Doctors initially thought the pain was related to her gall bladder and released her after the pain subsided, but she returned two days later complaining of extreme pain.

Dr. Talia Shepherd told ABC Radio Perth said "She was so unwell that we had to take her to theatre straight away to extract whatever it was, and it turned out to be a 7-centimeter piece of orthodontic wire from braces she had 10 years earlier."

The BMJ article read "The wire penetrated through the small bowel and the small bowel mesentery and to another loop of the mid-small bowel."

At first doctors suspected the woman might have swallowed a fish bone, but the woman had no recollection of swallowing one.

The item was actually a wire from the woman's dental braces, which she had removed 10 years earlier, Shepherd discovered.

Shepherd told CNN "I think it was probably just sitting there in her stomach the whole time, and then when the small bowel was punctured, that's when the pain started."

The wire had pierced the intestine in multiple spots and began to twist around on its own, obstructing the intestine and causing a condition known as volvulus.

"The chances of swallowing a wire from your braces are very low," she said. "There might be a higher chance if you're sedated and undergo a dental procedure.
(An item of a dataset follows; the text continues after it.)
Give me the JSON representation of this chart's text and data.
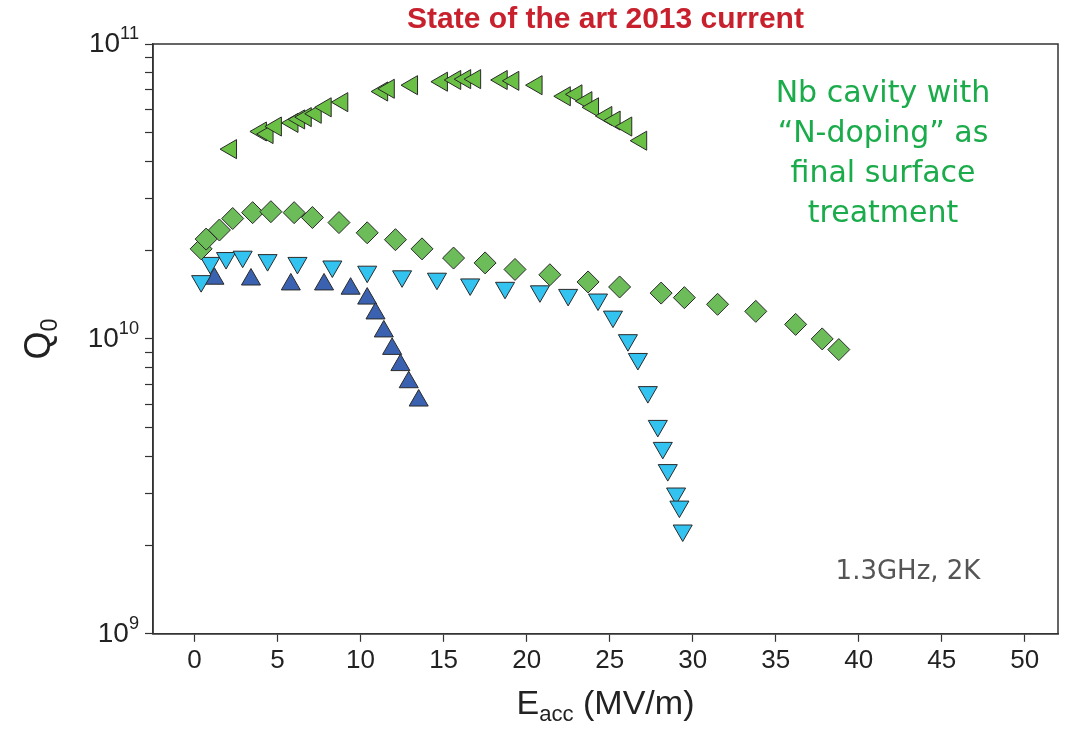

But this is a very unusual case.''

Shepherd said the situation was incredibly uncommon and people with braces shouldn't be concerned about a similar incident.

Shepherd also told Popular Science it's common for people to swallow objects, but it usually doesn't take more than a decade to be noticed.

She further added "The case is so unique because normally if you swallow something like that it presents (itself) earlier."